Eagle eye

Specialist opthalmologist Dr Shucri Shawaf warns parents: when it comes to vision, a child won’t always complain

Eagle eye

Kids’ vision centre in the brain only reaches full maturity at the age of seven. The brain needs to receive equal, clear images from both eyes to complete its normal development, and that’s why it’s important to ensure that there are no vision defects present at a young age, something which may be tricky to detect.

“Kids with vision problems wouldn’t know it, since they’ve never experienced normal vision, so they won’t complain,” says Dr Shucri Shawaf, specialist ophthalmologist at Mediclinic Welcare Hospital. “This highlights the importance of a routine eye exam, which can also detect lazy eyes and other eye diseases and abnormalities.”

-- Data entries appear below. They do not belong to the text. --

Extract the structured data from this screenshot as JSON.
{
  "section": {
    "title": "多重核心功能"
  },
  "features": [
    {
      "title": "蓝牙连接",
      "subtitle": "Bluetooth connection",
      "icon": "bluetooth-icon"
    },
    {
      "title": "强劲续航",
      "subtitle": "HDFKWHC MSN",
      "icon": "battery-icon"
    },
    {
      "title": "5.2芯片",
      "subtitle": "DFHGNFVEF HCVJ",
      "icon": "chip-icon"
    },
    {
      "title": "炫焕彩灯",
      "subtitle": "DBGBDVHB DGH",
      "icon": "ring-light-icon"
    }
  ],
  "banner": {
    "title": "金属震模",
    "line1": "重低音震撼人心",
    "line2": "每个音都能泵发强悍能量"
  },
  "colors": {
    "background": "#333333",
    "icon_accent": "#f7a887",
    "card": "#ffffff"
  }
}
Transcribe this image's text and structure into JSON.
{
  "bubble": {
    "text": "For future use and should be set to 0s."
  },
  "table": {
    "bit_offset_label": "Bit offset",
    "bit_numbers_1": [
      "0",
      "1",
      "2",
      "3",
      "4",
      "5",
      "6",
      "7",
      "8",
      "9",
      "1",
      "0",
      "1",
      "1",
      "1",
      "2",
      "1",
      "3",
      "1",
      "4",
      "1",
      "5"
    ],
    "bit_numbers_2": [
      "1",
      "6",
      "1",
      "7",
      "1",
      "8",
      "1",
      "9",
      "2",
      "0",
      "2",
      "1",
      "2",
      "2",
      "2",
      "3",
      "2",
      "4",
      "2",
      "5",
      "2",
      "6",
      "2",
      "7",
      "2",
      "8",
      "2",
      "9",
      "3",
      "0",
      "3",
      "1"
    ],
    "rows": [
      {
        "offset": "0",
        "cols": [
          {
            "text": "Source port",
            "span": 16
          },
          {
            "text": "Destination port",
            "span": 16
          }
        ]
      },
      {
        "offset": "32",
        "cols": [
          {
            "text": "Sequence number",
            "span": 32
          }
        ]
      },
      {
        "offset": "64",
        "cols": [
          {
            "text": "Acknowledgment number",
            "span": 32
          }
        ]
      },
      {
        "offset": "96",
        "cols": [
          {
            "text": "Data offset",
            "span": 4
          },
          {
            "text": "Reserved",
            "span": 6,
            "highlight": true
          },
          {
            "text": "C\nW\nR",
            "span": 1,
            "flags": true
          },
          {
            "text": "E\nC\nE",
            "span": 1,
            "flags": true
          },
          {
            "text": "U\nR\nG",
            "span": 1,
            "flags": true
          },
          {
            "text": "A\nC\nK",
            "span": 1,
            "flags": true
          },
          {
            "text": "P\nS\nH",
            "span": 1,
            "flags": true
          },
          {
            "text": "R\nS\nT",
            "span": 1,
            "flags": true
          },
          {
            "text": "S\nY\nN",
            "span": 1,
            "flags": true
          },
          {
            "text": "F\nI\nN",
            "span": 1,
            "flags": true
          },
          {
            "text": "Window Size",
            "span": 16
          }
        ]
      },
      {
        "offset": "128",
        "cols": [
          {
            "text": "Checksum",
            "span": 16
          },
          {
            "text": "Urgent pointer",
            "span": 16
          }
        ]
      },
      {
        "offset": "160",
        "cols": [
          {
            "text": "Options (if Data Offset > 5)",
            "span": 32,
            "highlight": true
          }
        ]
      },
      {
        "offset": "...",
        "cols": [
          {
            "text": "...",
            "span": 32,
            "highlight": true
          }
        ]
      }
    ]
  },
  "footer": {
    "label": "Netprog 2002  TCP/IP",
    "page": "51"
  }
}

Doctors recommend an eye exam at the age of three, with the next one traditionally taking place at the age of five, even if there are no visible problems or doubts over the child’s vision. However, there are often some signs which can’t be ignored.

“Growth problems, frequent eye rubbing, excessive blinking, failure to maintain eye contact and poor concentration are all signs that something may be wrong and that an exam is needed,” adds Dr Shucri.

Vision problems will affect a child’s ability to lead a normal life, often crippling them to a point where immediate intervention is needed. Kids need normal vision to take part in many activities, including sports, especially ones which require sharp vision such as cricket, tennis and golf – and doctors say glasses are still the answer.

“No new procedures have been invented for kids. Glasses are efficient and very safe. The refractive power of the eyes usually changes as the child is growing up and doesn’t stabilise until around the age of 17,” adds Shucri. “Therefore, refractive or vision correction surgery can’t be approved before the age of 18.”

If you’re looking to protect your child’s vision, make sure they spend time outdoors, experts say. “Studies have shown that spending less time outdoors can worsen short-sightedness,” explains Dr Shucri.

According to the doctor, a routine eye exam is the answer to every parent’s question: “is my child’s vision normal and what can I do to protect it?”

Doctors urge parents to recognise that glasses aren’t the enemy, and can prove to be a child’s best friend, enabling them to lead a happy, fulfilled lifestyle.